- Directed by: Les Rose
- Written by: Barry Pearson
- Produced by: William Johnston Barry Pearson
- Starring: William Korbut Lou Jacobi Scott Hylands Vincent Gale
- Cinematography: Ed Higginson
- Edited by: Mairin Wilkinson
- Music by: Paul Zaza
- Production company: Lauron International
- Distributed by: Canadian Broadcasting Corporation
- Release date: December 7, 1984;
- Running time: 100 minutes
- Country: Canada
- Language: English

= Isaac Littlefeathers =

Isaac Littlefeathers is a Canadian drama film, directed by Les Rose and released in 1984. The film stars William Korbut as the titular Isaac Littlefeathers, a young Métis boy in Edmonton who is struggling to establish his identity, having been raised by Jewish shopkeeper Abe Kapp (Lou Jacobi) ever since being abandoned by his parents (Scott Hylands and Michelle Thrush) in childhood.

The film had been in development since 1976, but Rose was unable to secure funding for the film until CBC Television committed to broadcast it in 1985 as part of its expanded program of independent production. The film had a brief theatrical run in 1984 in advance of its television premiere.

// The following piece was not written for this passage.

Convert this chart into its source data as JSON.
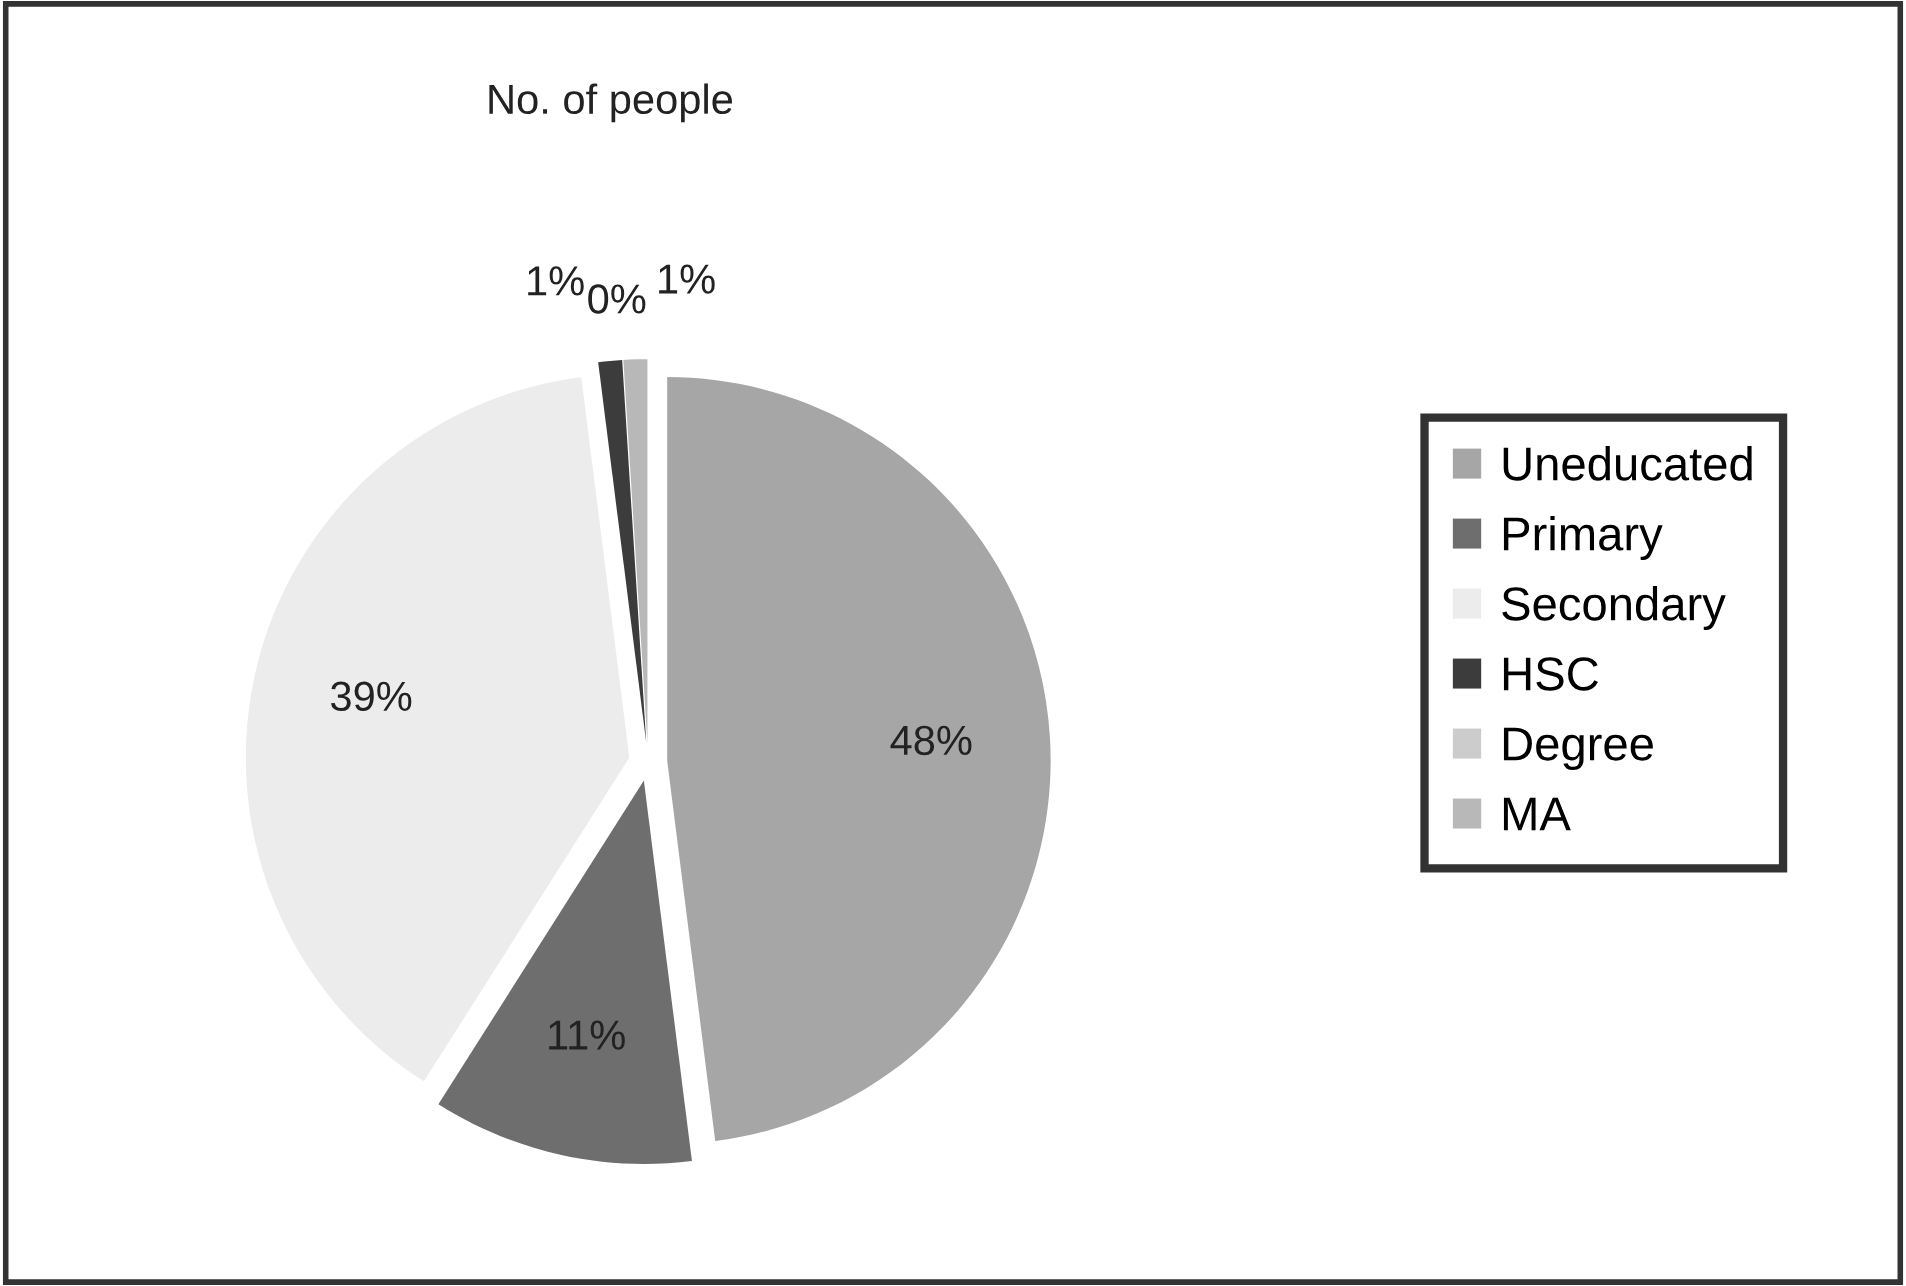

The film received five Genie Award nominations at the 6th Genie Awards in 1985, for Best Cinematography (Ed Higginson), Best Costume Design (Wendy Partridge), Best Overall Sound (David Appleby, Christopher Tate, Don White and Garrell Clark), Best Sound Editing (Michael O'Farrell and Peter Thilaye) and Best Original Score (Paul Zaza).